Barbra Streisand's Greatest Hits – Standard edition
| No. | Title | Writer(s) | Producer(s) | Length |
|---|---|---|---|---|
| 1. | "People" (from Funny Girl, 1964) | Bob Merrill; Jule Styne; | Mike Berniker | 3:39 |
| 2. | "Second Hand Rose" (from My Name Is Barbra, Two..., 1965) | Grant Clarke; James F. Hanley; | Robert Mersey | 2:08 |
| 3. | "Why Did I Choose You" (from My Name Is Barbra, 1965) | Michael Leonard; Herbert Martin; | Mersey | 2:49 |
| 4. | "He Touched Me" (from My Name Is Barbra, Two...) | Ira Levin; Milton Schafer; | Mersey | 3:08 |
| 5. | "Free Again" (from Je m'appelle Barbra, 1966) | Robert Colby; Michel Jourdan; Armand Canfora; Joss Baselli; | Ettore Stratta | 3:40 |
| 6. | "Don't Rain on My Parade" (from Funny Girl, 1968) | Merrill; Styne; | Jack Gold | 2:44 |
| 7. | "My Coloring Book" (from The Second Barbra Streisand Album, 1963) | Fred Ebb; John Kander; | Berniker | 4:09 |
| 8. | "Sam, You Made the Pants Too Long" (from Color Me Barbra, 1966) | Smiley Lewis; Victor Young; Fred Whitehouse; Milton Berle; | Warren Vincent | 2:04 |
| 9. | "My Man" (from My Name Is Barbra) | Irving Bibo; Leo Wood; Maurice Yvain; | Mersey | 2:55 |
| 10. | "Gotta Move" (from The Second Barbra Streisand Album) | Peter Matz | Berniker | 1:58 |
| 11. | "Happy Days Are Here Again" (live) (from A Happening in Central Park, 1968) | Jack Yellen; Milton Ager; | Gold | 3:07 |
| Total length: |  |  |  | 32:21 |

Barbra Streisand's Greatest Hits – 8-track cartridge edition
| No. | Title | Length |
|---|---|---|
| 1. | "People" | 3:39 |
| 2. | "Don't Rain on My Parade" | 2:44 |
| 3. | "Gotta Move" | 1:58 |
| 4. | "He Touched Me" | 3:08 |
| 5. | "Sam, You Made the Pants Too Long" | 2:04 |
| 6. | "My Man" | 2:55 |
| 7. | "Second Hand Rose" | 2:08 |
| 8. | "Why Did I Choose You" | 2:49 |
| 9. | "Happy Days Are Here Again" (live) | 3:07 |
| 10. | "Free Again" | 3:40 |
| 11. | "My Coloring Book" | 4:09 |
| Total length: |  | 32:21 |

== Personnel ==
Credits adapted from the liner notes of Barbra Streisand's Greatest Hits.
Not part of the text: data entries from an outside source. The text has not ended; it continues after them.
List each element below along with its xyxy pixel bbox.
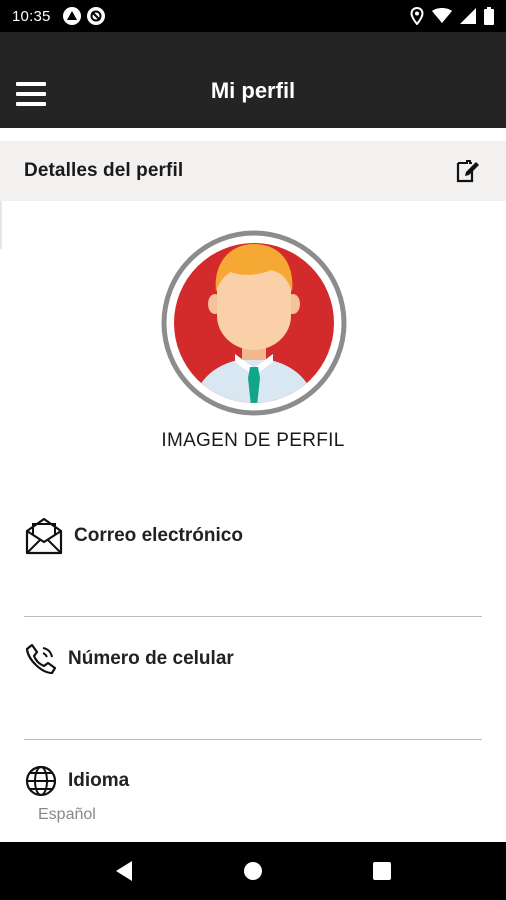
status-bar: 10:35 — [0, 0, 506, 32]
sync-blocked-icon — [86, 7, 105, 25]
phone-icon — [25, 643, 57, 675]
profile-avatar-icon — [161, 230, 347, 416]
back-triangle-icon — [116, 861, 133, 881]
location-icon — [410, 7, 424, 25]
profile-details-header: Detalles del perfil — [0, 141, 506, 201]
react-native-icon — [62, 7, 81, 25]
back-button[interactable] — [104, 851, 144, 891]
home-circle-icon — [243, 862, 262, 880]
edit-note-icon — [456, 160, 479, 183]
recents-square-icon — [372, 862, 391, 880]
language-value: Español — [38, 806, 96, 823]
status-right-icons — [410, 7, 494, 25]
left-accent-line — [0, 201, 2, 249]
language-label: Idioma — [68, 770, 130, 791]
email-field[interactable]: Correo electrónico — [24, 516, 482, 574]
divider — [24, 616, 482, 617]
phone-label: Número de celular — [68, 648, 234, 669]
avatar-caption: IMAGEN DE PERFIL — [161, 430, 345, 451]
recents-button[interactable] — [362, 851, 402, 891]
app-bar-border — [0, 128, 506, 134]
avatar[interactable] — [161, 230, 347, 416]
wifi-icon — [432, 8, 452, 23]
status-time: 10:35 — [12, 7, 51, 25]
language-field[interactable]: Idioma Español — [24, 764, 482, 824]
divider — [24, 739, 482, 740]
signal-icon — [460, 8, 476, 24]
system-nav-bar — [0, 842, 506, 900]
app-bar: Mi perfil — [0, 32, 506, 128]
home-button[interactable] — [233, 851, 273, 891]
envelope-icon — [25, 517, 63, 555]
section-title: Detalles del perfil — [24, 160, 184, 181]
globe-icon — [25, 765, 57, 797]
phone-field[interactable]: Número de celular — [24, 642, 482, 694]
edit-profile-button[interactable] — [452, 156, 482, 186]
email-label: Correo electrónico — [74, 525, 243, 546]
page-title: Mi perfil — [210, 78, 296, 103]
status-left-icons — [62, 7, 105, 25]
battery-icon — [484, 7, 494, 25]
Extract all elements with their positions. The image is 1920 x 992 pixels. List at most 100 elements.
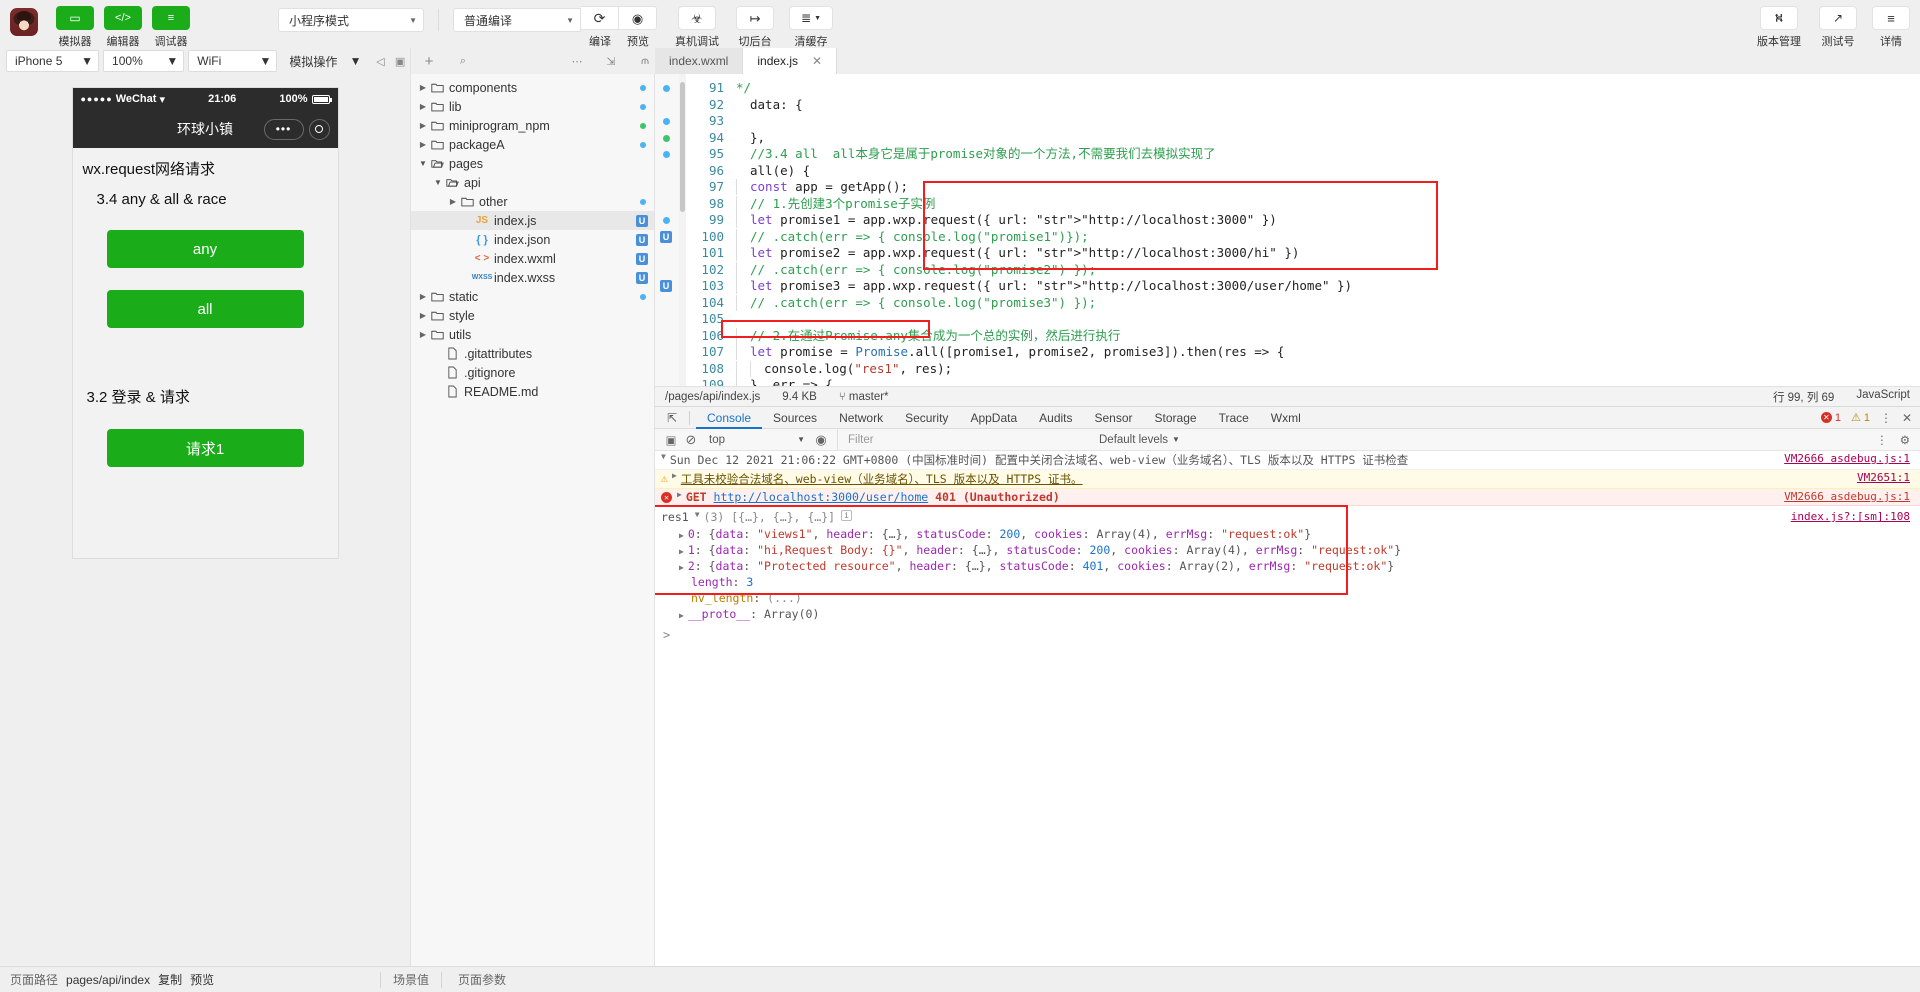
add-file-icon[interactable]: +	[419, 51, 439, 71]
file-tree-item-components[interactable]: ▶ components	[411, 78, 654, 97]
close-icon[interactable]: ✕	[812, 54, 822, 68]
console-message-error[interactable]: ✕ ▶ GET http://localhost:3000/user/home 40…	[655, 489, 1920, 506]
more-icon[interactable]: ⋮	[1880, 411, 1892, 425]
device-select[interactable]: iPhone 5 ▼	[6, 50, 100, 72]
editor-tab-index-js[interactable]: index.js ✕	[743, 48, 838, 74]
code-line[interactable]: },	[736, 130, 1920, 147]
test-account-button[interactable]: ↗ 测试号	[1816, 6, 1860, 49]
editor-scrollbar[interactable]	[679, 74, 686, 386]
file-tree-item-index-js[interactable]: JS index.js U	[411, 211, 654, 230]
clear-console-icon[interactable]: ⊘	[681, 432, 701, 448]
network-select[interactable]: WiFi ▼	[188, 50, 278, 72]
code-line[interactable]: }, err => {	[736, 377, 1920, 386]
expand-triangle-icon[interactable]: ▶	[672, 471, 677, 480]
inspect-element-icon[interactable]: ⇱	[661, 411, 683, 425]
preview-button[interactable]: ◉ 预览	[619, 6, 657, 49]
clear-cache-button[interactable]: ≣ ▼ 清缓存	[787, 6, 835, 49]
sidebar-toggle-icon[interactable]: ▣	[661, 433, 681, 447]
file-tree-item-utils[interactable]: ▶ utils	[411, 325, 654, 344]
devtools-tab-storage[interactable]: Storage	[1144, 407, 1208, 429]
file-tree-item-style[interactable]: ▶ style	[411, 306, 654, 325]
code-editor[interactable]: UU 91 92 93 94 95 96 97 98 99 100 101 102 103 104 105 1…	[655, 74, 1920, 386]
more-icon[interactable]: ⋮	[1876, 433, 1888, 447]
code-content[interactable]: */data: {},//3.4 all all本身它是属于promise对象的…	[730, 74, 1920, 386]
code-line[interactable]: let promise2 = app.wxp.request({ url: "s…	[736, 245, 1920, 262]
page-params-section[interactable]: 页面参数	[442, 967, 522, 992]
real-device-debug-button[interactable]: ☣ 真机调试	[671, 6, 723, 49]
info-icon[interactable]: i	[841, 510, 852, 521]
code-line[interactable]: data: {	[736, 97, 1920, 114]
code-line[interactable]: // 2.在通过Promise.any集合成为一个总的实例，然后进行执行	[736, 327, 1920, 345]
code-line[interactable]: let promise3 = app.wxp.request({ url: "s…	[736, 278, 1920, 295]
user-avatar[interactable]	[10, 8, 38, 36]
file-tree-item-index-wxss[interactable]: WXSS index.wxss U	[411, 268, 654, 287]
code-line[interactable]: let promise1 = app.wxp.request({ url: "s…	[736, 212, 1920, 229]
console-context-select[interactable]: top ▼	[701, 434, 811, 446]
devtools-tab-sources[interactable]: Sources	[762, 407, 828, 429]
code-line[interactable]: */	[736, 80, 1920, 97]
more-capsule-icon[interactable]: •••	[263, 118, 304, 140]
result-row[interactable]: ▶ 1: {data: "hi,Request Body: {}", header…	[661, 542, 1920, 558]
code-line[interactable]: const app = getApp();	[736, 179, 1920, 196]
code-line[interactable]: //3.4 all all本身它是属于promise对象的一个方法,不需要我们去…	[736, 146, 1920, 163]
code-line[interactable]: // 1.先创建3个promise子实例	[736, 195, 1920, 213]
code-line[interactable]	[736, 113, 1920, 130]
file-tree-item--gitignore[interactable]: .gitignore	[411, 363, 654, 382]
result-row[interactable]: ▶ 0: {data: "views1", header: {…}, status…	[661, 526, 1920, 542]
compile-button[interactable]: ⟳ 编译	[581, 6, 619, 49]
compile-select[interactable]: 普通编译 ▼	[453, 8, 581, 32]
chevron-right-icon[interactable]: ▶	[417, 83, 429, 92]
zoom-select[interactable]: 100% ▼	[103, 50, 185, 72]
devtools-tab-wxml[interactable]: Wxml	[1260, 407, 1312, 429]
result-proto-row[interactable]: ▶ __proto__: Array(0)	[661, 606, 1920, 622]
chevron-right-icon[interactable]: ▶	[447, 197, 459, 206]
devtools-tab-trace[interactable]: Trace	[1208, 407, 1260, 429]
branch-indicator[interactable]: ⑂ master*	[839, 391, 889, 403]
any-button[interactable]: any	[106, 230, 304, 268]
gear-icon[interactable]: ⚙	[1900, 433, 1910, 447]
sort-icon[interactable]: ⇲	[601, 51, 621, 71]
mode-select[interactable]: 小程序模式 ▼	[278, 8, 424, 32]
compare-icon[interactable]: ⫙	[635, 51, 655, 71]
preview-path-button[interactable]: 预览	[190, 971, 214, 988]
file-tree-item-packagea[interactable]: ▶ packageA	[411, 135, 654, 154]
console-prompt[interactable]: >	[655, 626, 1920, 644]
chevron-right-icon[interactable]: ▶	[417, 121, 429, 130]
devtools-tab-console[interactable]: Console	[696, 407, 763, 429]
editor-tab-index-wxml[interactable]: index.wxml	[655, 48, 744, 74]
expand-triangle-icon[interactable]: ▶	[677, 490, 682, 499]
close-capsule-icon[interactable]	[308, 118, 330, 140]
file-tree-item-other[interactable]: ▶ other	[411, 192, 654, 211]
chevron-down-icon[interactable]: ▼	[417, 159, 429, 168]
console-source-link[interactable]: VM2666 asdebug.js:1	[1784, 490, 1910, 503]
toggle-debugger-button[interactable]: ≡ 调试器	[152, 6, 190, 49]
file-tree-item-index-wxml[interactable]: < > index.wxml U	[411, 249, 654, 268]
console-result-group[interactable]: res1 ▼ (3) [{…}, {…}, {…}] i index.js?:[sm]:…	[655, 505, 1920, 626]
scene-value-section[interactable]: 场景值	[381, 967, 441, 992]
expand-triangle-icon[interactable]: ▶	[679, 531, 684, 540]
expand-triangle-icon[interactable]: ▶	[679, 563, 684, 572]
code-line[interactable]: all(e) {	[736, 163, 1920, 180]
result-row[interactable]: ▶ 2: {data: "Protected resource", header:…	[661, 558, 1920, 574]
page-path-value[interactable]: pages/api/index	[66, 973, 150, 987]
chevron-right-icon[interactable]: ▶	[417, 102, 429, 111]
expand-triangle-icon[interactable]: ▶	[679, 547, 684, 556]
console-source-link[interactable]: VM2651:1	[1857, 471, 1910, 484]
devtools-tabs[interactable]: ⇱ Console Sources Network Security AppData Au…	[655, 407, 1920, 429]
expand-triangle-icon[interactable]: ▶	[679, 611, 684, 620]
rotate-left-icon[interactable]: ◁	[370, 51, 390, 71]
console-output[interactable]: ▼ Sun Dec 12 2021 21:06:22 GMT+0800 (中国标准…	[655, 451, 1920, 966]
devtools-tab-security[interactable]: Security	[894, 407, 959, 429]
nvlength-value[interactable]: (...)	[767, 591, 802, 605]
switch-background-button[interactable]: ↦ 切后台	[733, 6, 777, 49]
more-icon[interactable]: ⋯	[567, 51, 587, 71]
file-tree-item-lib[interactable]: ▶ lib	[411, 97, 654, 116]
sim-action-select[interactable]: 模拟操作 ▼	[281, 50, 366, 72]
chevron-right-icon[interactable]: ▶	[417, 311, 429, 320]
screenshot-icon[interactable]: ▣	[390, 51, 410, 71]
console-result-header[interactable]: res1 ▼ (3) [{…}, {…}, {…}] i index.js?:[sm]:…	[661, 509, 1920, 526]
code-line[interactable]	[736, 311, 1920, 328]
expand-triangle-icon[interactable]: ▼	[661, 452, 666, 461]
error-count-badge[interactable]: ✕ 1	[1820, 412, 1841, 424]
code-line[interactable]: // .catch(err => { console.log("promise1…	[736, 228, 1920, 246]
- Barbra Streisand – vocals
- Mike Berniker – production (tracks 1, 7, 10)
- Don Costa – arranger, conductor
- Jack Gold – production (tracks 6, 11)
- Frank Laico – recording engineer
- Michel Legrand – arranger, conductor

- Peter Matz – arranger, conductor
- Robert Mersey – production (tracks 2, 3, 4, 9)
- Lawrence Schiller – cover photo
- Ettore Stratta – production (track 5)
- Warren Vincent – production (track 8), sound supervisor
- Stan Weiss – recording engineer

== Charts ==

| Chart (1970) | Peak position |
|---|---|
| Canada Top Albums/CDs (RPM) | 17 |
| UK Albums (Official Charts) | 44 |
| US Billboard 200 | 32 |
| US Cashbox Top Albums | 21 |

== Certifications ==

| Region | Certification | Certified units/sales |
| Australia (ARIA) | Gold | 35,000^{^} |
| Netherlands (NVPI) | Gold | 50,000^{^} |
| United States (RIAA) | 2× Platinum | 2,000,000^{^} |
^{^} Shipments figures based on certification alone.